[ 
https://issues.apache.org/jira/browse/KAFKA-12857?page=com.atlassian.jira.plugin.system.issuetabpanels:all-tabpanel
 ]

Oliver Hsu updated KAFKA-12857:
-------------------------------
    Description: 
We are attempting to use a Kafka Connect Sink Connector with 
{{CooperativeStickyAssignor}} assignment strategy.  When we use 
{{CooperativeStickyAssignor}} offset commits sometimes fail with 

{{[2021-05-26 22:03:36,435] WARN WorkerSinkTask\{id=sink-connector-7} Ignoring 
invalid task provided offset mytopic-0/OffsetAndMetadata\{offset=16305575, 
leaderEpoch=null, metadata=''} – partition not assigned, assignment=[mytopic-0] 
(org.apache.kafka.connect.runtime.WorkerSinkTask:434)}}

Note that the partition that the warning message says is not assigned matches 
the partition assignment.

*Config changes*

{{consumer.partition.assignment.strategy=org.apache.kafka.clients.consumer.CooperativeStickyAssignor}}

*Cooperative vs Eager Assignment Strategy background*
 
[https://cwiki.apache.org/confluence/display/KAFKA/KIP-429%3A+Kafka+Consumer+Incremental+Rebalance+Protocol#KIP429:KafkaConsumerIncrementalRebalanceProtocol-ConsumerRebalanceListenerandConsumerPartitionAssignorSemantics]

With eager assignment:
{quote}Listener#onPartitionsAssigned: called on the full set of assigned 
partitions (may have overlap with the partitions passed to #onPartitionsRevoked
{quote}
With cooperative assignment:
{quote}Listener#onPartitionsAssigned: called on the subset of assigned 
partitions that were not previously owned before this rebalance. There should 
be no overlap with the revoked partitions (if any).

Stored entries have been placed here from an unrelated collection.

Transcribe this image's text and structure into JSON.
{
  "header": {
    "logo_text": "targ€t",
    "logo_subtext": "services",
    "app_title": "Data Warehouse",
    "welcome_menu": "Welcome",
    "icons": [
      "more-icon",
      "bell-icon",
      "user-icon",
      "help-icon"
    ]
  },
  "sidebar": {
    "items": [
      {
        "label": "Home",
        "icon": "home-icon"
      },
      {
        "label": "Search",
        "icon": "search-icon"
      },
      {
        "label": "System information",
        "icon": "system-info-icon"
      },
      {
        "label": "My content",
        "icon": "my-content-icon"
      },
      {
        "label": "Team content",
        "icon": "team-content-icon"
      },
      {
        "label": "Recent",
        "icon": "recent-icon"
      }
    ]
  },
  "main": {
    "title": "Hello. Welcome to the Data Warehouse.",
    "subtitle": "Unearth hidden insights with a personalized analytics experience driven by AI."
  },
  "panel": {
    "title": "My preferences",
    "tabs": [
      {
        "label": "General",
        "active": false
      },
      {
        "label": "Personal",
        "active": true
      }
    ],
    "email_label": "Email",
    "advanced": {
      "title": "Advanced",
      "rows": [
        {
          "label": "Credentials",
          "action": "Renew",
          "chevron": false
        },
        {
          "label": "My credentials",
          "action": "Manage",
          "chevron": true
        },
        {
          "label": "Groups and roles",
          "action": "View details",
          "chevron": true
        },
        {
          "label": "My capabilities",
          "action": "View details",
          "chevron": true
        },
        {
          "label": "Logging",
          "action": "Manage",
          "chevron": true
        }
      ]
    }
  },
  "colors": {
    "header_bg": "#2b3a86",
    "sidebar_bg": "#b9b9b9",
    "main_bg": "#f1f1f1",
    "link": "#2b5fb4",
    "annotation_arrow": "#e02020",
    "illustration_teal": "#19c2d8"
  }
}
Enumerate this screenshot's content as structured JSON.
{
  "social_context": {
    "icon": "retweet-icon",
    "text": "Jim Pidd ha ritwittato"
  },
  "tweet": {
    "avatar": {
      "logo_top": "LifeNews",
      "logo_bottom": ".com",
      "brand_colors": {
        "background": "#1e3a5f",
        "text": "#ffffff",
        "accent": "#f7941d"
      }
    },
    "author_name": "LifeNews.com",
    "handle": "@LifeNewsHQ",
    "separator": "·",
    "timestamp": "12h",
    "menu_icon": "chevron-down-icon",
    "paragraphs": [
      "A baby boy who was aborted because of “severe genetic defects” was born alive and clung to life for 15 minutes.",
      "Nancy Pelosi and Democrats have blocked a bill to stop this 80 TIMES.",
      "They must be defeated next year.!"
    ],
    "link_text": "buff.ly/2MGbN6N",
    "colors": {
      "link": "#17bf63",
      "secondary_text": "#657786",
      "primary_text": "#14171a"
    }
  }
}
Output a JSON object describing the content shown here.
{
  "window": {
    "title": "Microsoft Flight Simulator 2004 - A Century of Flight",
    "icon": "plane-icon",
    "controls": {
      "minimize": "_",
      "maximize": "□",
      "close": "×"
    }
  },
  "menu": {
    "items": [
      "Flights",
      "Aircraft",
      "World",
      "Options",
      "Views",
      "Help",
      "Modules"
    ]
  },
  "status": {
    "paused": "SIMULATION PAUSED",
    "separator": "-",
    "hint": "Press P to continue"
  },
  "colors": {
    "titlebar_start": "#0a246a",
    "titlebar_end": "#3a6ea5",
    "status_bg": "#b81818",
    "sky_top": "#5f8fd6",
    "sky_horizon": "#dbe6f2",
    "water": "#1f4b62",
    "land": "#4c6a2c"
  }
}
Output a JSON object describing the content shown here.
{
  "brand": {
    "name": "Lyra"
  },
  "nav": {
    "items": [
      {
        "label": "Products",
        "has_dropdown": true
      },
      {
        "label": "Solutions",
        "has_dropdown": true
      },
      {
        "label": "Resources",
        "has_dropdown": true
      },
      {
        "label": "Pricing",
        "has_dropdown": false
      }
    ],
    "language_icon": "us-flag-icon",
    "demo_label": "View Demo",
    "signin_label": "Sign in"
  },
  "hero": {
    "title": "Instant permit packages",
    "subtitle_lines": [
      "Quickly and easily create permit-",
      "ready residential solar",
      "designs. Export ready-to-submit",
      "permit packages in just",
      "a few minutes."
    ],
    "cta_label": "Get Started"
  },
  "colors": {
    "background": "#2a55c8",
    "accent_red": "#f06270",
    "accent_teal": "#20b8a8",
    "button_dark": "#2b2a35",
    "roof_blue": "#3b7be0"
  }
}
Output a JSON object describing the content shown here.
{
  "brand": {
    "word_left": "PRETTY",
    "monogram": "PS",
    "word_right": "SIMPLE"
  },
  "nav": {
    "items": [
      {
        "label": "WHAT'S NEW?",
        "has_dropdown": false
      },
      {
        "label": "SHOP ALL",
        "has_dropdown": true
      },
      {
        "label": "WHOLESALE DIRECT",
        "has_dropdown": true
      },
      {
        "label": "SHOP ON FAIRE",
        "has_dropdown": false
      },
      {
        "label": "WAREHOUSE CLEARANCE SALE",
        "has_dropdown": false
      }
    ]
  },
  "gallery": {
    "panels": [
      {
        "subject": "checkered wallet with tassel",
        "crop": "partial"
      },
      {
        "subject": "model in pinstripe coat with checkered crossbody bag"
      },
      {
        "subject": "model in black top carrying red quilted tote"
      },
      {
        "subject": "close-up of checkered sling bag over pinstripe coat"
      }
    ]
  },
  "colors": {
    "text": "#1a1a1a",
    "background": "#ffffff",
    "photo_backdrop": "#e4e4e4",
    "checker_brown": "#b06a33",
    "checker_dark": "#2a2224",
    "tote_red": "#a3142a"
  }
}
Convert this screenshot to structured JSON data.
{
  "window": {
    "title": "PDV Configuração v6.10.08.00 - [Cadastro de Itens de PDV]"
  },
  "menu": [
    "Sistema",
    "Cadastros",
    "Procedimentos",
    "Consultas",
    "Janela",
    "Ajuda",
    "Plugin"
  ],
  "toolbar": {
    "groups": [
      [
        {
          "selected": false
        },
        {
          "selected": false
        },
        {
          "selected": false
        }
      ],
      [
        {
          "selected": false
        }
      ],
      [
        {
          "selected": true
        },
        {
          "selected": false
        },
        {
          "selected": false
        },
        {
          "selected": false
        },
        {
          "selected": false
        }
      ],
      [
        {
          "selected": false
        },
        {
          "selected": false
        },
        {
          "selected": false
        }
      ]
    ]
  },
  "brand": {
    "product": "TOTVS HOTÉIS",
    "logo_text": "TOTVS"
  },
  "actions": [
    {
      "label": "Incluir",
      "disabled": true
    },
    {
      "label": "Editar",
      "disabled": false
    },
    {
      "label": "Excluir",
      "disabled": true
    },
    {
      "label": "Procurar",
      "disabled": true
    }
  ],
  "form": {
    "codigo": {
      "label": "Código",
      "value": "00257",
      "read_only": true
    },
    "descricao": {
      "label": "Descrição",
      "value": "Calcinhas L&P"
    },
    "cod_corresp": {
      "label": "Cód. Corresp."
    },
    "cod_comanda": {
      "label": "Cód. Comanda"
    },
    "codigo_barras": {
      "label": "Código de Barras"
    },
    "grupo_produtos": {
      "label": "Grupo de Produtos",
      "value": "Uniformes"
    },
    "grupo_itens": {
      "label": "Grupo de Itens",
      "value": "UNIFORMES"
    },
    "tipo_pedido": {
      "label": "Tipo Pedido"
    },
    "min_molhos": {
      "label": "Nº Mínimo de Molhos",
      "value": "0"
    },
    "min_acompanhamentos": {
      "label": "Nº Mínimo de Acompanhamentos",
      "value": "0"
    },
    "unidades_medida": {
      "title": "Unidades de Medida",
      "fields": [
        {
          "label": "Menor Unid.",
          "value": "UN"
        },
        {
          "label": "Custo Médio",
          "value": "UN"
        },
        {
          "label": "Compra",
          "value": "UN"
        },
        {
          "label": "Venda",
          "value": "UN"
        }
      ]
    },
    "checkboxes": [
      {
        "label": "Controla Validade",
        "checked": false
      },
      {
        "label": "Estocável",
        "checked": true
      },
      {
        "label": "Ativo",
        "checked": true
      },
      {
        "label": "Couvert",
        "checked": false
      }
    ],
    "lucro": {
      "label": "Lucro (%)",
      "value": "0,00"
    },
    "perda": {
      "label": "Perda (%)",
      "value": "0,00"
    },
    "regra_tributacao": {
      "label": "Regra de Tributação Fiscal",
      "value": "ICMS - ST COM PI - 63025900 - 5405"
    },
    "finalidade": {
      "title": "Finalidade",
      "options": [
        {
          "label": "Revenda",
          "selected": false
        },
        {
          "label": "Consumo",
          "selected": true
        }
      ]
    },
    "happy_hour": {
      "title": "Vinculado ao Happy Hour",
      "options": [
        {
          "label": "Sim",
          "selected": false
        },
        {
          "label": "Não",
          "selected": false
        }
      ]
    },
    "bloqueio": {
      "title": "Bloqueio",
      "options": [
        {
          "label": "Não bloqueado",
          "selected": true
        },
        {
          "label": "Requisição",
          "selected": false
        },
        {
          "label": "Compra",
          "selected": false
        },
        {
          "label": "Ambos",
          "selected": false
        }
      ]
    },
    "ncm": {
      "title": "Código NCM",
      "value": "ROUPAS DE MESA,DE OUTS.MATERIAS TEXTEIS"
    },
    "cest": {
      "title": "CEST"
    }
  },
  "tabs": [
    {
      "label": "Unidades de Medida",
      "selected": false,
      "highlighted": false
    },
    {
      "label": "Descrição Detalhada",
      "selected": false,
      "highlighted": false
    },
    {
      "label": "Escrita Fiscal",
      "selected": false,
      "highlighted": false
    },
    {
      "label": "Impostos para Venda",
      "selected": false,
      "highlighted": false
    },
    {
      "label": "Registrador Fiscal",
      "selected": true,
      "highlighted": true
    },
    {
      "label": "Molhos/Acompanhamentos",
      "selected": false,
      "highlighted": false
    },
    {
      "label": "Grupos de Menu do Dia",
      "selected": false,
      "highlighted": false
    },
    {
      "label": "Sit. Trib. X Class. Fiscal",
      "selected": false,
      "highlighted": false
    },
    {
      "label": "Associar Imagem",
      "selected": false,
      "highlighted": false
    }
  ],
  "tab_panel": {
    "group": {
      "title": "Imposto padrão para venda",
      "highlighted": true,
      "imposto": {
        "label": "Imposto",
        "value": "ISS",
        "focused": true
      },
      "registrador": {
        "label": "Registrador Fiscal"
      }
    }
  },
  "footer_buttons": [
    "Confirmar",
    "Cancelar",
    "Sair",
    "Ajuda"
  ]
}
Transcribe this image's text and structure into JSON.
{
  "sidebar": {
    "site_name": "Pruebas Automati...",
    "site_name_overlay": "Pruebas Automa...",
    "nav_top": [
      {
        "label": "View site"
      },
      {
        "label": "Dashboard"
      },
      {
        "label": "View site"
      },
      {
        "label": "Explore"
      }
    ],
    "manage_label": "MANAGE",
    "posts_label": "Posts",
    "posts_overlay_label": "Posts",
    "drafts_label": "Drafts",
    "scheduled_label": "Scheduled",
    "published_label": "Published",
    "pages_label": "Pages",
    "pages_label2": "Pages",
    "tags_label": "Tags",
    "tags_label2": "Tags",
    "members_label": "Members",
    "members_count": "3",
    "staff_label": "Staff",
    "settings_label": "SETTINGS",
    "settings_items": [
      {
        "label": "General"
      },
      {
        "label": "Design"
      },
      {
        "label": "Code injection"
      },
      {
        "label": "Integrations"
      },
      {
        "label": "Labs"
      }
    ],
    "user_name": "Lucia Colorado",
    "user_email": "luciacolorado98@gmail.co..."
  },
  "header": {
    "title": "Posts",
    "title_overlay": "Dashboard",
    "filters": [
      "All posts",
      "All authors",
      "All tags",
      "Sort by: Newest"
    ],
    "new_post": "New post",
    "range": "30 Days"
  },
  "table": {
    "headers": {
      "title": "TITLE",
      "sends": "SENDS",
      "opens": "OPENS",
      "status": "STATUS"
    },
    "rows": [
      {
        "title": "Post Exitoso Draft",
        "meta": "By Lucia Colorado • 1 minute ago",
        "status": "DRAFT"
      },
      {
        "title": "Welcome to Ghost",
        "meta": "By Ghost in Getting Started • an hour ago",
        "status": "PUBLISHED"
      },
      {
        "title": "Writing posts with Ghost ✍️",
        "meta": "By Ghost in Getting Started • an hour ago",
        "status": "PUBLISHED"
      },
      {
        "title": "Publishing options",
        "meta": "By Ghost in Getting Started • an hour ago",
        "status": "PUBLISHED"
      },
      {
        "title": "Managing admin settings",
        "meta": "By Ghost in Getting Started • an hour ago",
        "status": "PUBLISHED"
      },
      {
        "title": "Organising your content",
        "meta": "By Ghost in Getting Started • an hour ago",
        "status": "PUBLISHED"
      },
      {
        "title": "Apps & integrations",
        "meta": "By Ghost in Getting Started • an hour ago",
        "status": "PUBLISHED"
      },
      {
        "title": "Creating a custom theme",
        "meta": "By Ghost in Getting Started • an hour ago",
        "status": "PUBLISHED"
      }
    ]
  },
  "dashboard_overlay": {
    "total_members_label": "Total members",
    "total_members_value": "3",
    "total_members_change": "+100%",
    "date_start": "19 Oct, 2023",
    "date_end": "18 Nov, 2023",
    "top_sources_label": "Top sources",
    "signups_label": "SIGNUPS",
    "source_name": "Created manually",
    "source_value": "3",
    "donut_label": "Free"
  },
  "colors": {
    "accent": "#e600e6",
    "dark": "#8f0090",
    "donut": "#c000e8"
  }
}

This will always be called, 
even if there are no new partitions being assigned to a given member.
{quote}
This means with cooperative assignment, `onPartitionsAssigned` may be called 
with an empty collection.

However, the 
[WorkerSinkTask.HandleRebalance|https://github.com/apache/kafka/blob/trunk/connect/runtime/src/main/java/org/apache/kafka/connect/runtime/WorkerSinkTask.java#L669-L680]
 class makes the assumption that `onPartitionsAssigned` is called with the full 
set of assigned partitions which was true for eager but not coooperative.
{code:java|title=WorkerSinkTask.HandleRebalance.java|borderStyle=solid}
        public void onPartitionsAssigned(Collection<TopicPartition> partitions) 
{
            log.debug("{} Partitions assigned {}", WorkerSinkTask.this, 
partitions);
            lastCommittedOffsets = new HashMap<>();
            currentOffsets = new HashMap<>();
            for (TopicPartition tp : partitions) {
                long pos = consumer.position(tp);
                lastCommittedOffsets.put(tp, new OffsetAndMetadata(pos));
                currentOffsets.put(tp, new OffsetAndMetadata(pos));
                log.debug("{} Assigned topic partition {} with offset {}", 
WorkerSinkTask.this, tp, pos);
            }
{code}
The {{onPartitionsAssigned}} creates a new empty {{HashMap}} and puts the 
offsets of the {{partitions}} in that {{HashMap}}.

In the logs we see
{{[2021-05-26 22:02:09,785] DEBUG WorkerSinkTask\{id=sink-connector-7} 
Partitions assigned [myTopic-0] 
(org.apache.kafka.connect.runtime.WorkerSinkTask:677)}}
{{[2021-05-26 22:02:13,063] DEBUG WorkerSinkTask\{id=sink-connector-7} 
Partitions assigned [] (org.apache.kafka.connect.runtime.WorkerSinkTask:677)}}
{{[2021-05-26 22:02:16,074] DEBUG WorkerSinkTask\{id=sink-connector-7} }} 
Partitions assigned [] (org.apache.kafka.connect.runtime.WorkerSinkTask:677)}}

These logs show that the {{CooperativeStickyAssignor}} calls 
{{onPartitionsAssigned}} first with the partition assigned to it followed by 
additional calls with an empty {{partitions}} collection.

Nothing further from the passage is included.